Me Loranger rappelle qu’il est du devoir du cabinet de collaborer lors des inspections. C’est donc une bonne idée de fournir aux inspecteurs un espace de travail suffisamment grand pour qu’ils puissent travailler convenablement.
Habituellement, les inspecteurs vont accepter les boissons (café, thé, bouteilles d’eau, etc.) qu’on leur offre, mais ils refuseront la nourriture. Jean Carrier souligne qu’il s’agit de préserver l’image d’impartialité des inspecteurs.
Il est fort probable que vous devrez fournir des documents supplémentaires, tant lors de l’inspection que par la suite, prévient Sylvain Théberge. Il peut donc être pertinent d’en aviser le personnel afin qu’il le fasse avec le plus de diligence possible.
Adrien Legault relativise toutefois cette exigence supplémentaire, qui pourrait sembler fastidieuse de prime abord. «De nos jours, les cabinets disposent de systèmes informatiques qui facilitent considérablement cette tâche.»
Pas besoin d’avocat
Une autre question se pose aussi aux dirigeants d’un cabinet qui reçoit la visite des inspecteurs de l’OCRCVM ou de l’AMF : y a-t-il lieu de retenir les services d’un avocat afin que de s’assurer que tout se déroule bien ?
Jean Carrier, de PEAK, considère que la présence d’un avocat risquerait d’instaurer un climat d’hostilité inutile. «Nous ne sommes pas un cabinet à risque. Nos représentants ne s’occupent pas de produits dérivés par exemple, c’est à peine si nous faisons des prêts à levier», explique-t-il.
Adrien Legault abonde dans le même sens. Il ne juge pas opportun de retenir les services d’un avocat. «Si les dirigeants d’un cabinet croient qu’il est préférable d’avoir un avocat sur place, je leur conseillerais d’opter pour une personne qui connaît vraiment bien le cabinet dans ses moindres aspects. Sinon, je ne vois pas l’utilité d’un avocat lors d’une inspection», évalue-t-il.
Julie-Martine Loranger rappelle qu’il y a une différence entre une simple inspection de routine et une enquête formelle à la suite d’une plainte ou de soupçons plus sérieux de la part de l’AMF, de l’OCRCVM, ou encore de la Chambre de la sécurité financière.
«Dans le cas d’une enquête, je recommande fortement la présence d’un avocat. Si l’on reçoit un subpoena, on sera interrogé formellement et on devra témoigner. Dans ce cas, il est clair qu’il faut être adéquatement préparé et accompagné d’un avocat. Lors d’une enquête, on peut être sujet à des poursuites en vertu de la loi», explique-t-elle.

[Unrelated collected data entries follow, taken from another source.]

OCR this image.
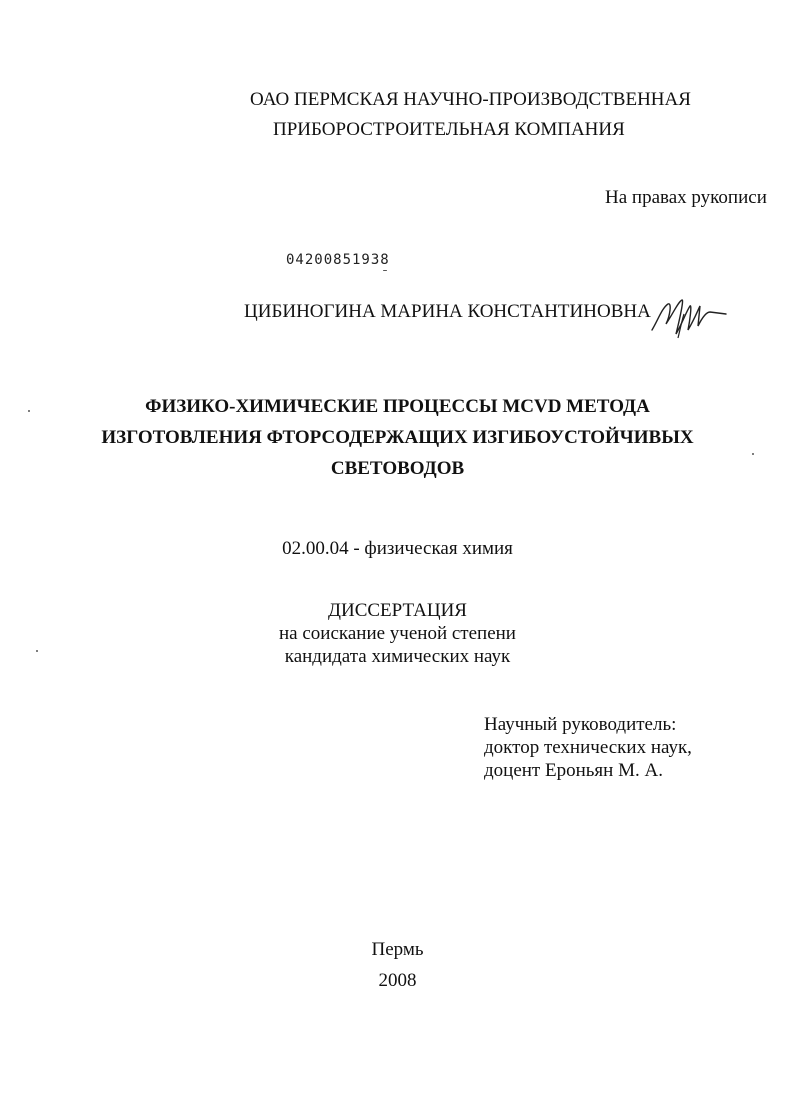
ОАО ПЕРМСКАЯ НАУЧНО-ПРОИЗВОДСТВЕННАЯ
ПРИБОРОСТРОИТЕЛЬНАЯ КОМПАНИЯ
На правах рукописи
04200851938
ЦИБИНОГИНА МАРИНА КОНСТАНТИНОВНА
ФИЗИКО-ХИМИЧЕСКИЕ ПРОЦЕССЫ MCVD МЕТОДА
ИЗГОТОВЛЕНИЯ ФТОРСОДЕРЖАЩИХ ИЗГИБОУСТОЙЧИВЫХ
СВЕТОВОДОВ
02.00.04 - физическая химия
ДИССЕРТАЦИЯ
на соискание ученой степени
кандидата химических наук
Научный руководитель:
доктор технических наук,
доцент Ероньян М. А.
Пермь
2008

Elle fait d’ailleurs référence à l’arrêt Gilbert Fournier c. Autorité des marchés financiers. En juin 2012, la Cour d’appel a statué que le représentant accusé de malveillance ne pouvait pas refuser de répondre aux questions de l’AMF, même s’il croyait que c’était son droit (http://tinyurl.com/zo5ecph). La Cour suprême a ensuite rejeté la demande d’appel de cette décision.
Paierez-vous la note ?
Dans certains cas, préparez-vous à débourser les coûts occasionnés par l’inspection que vous avez subie.
Le tarif horaire par inspecteur pour les inspections effectuées en vertu de la Loi sur les valeurs mobilières (courtiers en épargne collective, courtiers en plans de bourse d’études, gestionnaires de portefeuille, etc.) est déterminé par le Règlement sur les valeurs mobilières, et il s’élève depuis le début de l’année à 93,50 $ de l’heure. Le tarif est indexé annuellement.
«Nous ne facturons pas les inspections qui sont effectuées en vertu de la Loi sur la distribution des produits et services financiers (assurances de personnes, assurances collectives de personnes, assurances de dommages, expertise en règlement de sinistres et planification financière). Ce n’est pas prévu à la Loi», a nuancé cependant dans un courriel le porte-parole de l’AMF, Sylvain Théberge.
Pour sa part, la porte-parole de l’OCRCVM, Karen Archer, indique que les inspections des membres de l’organisme pancanadien n’entraînent pas de frais.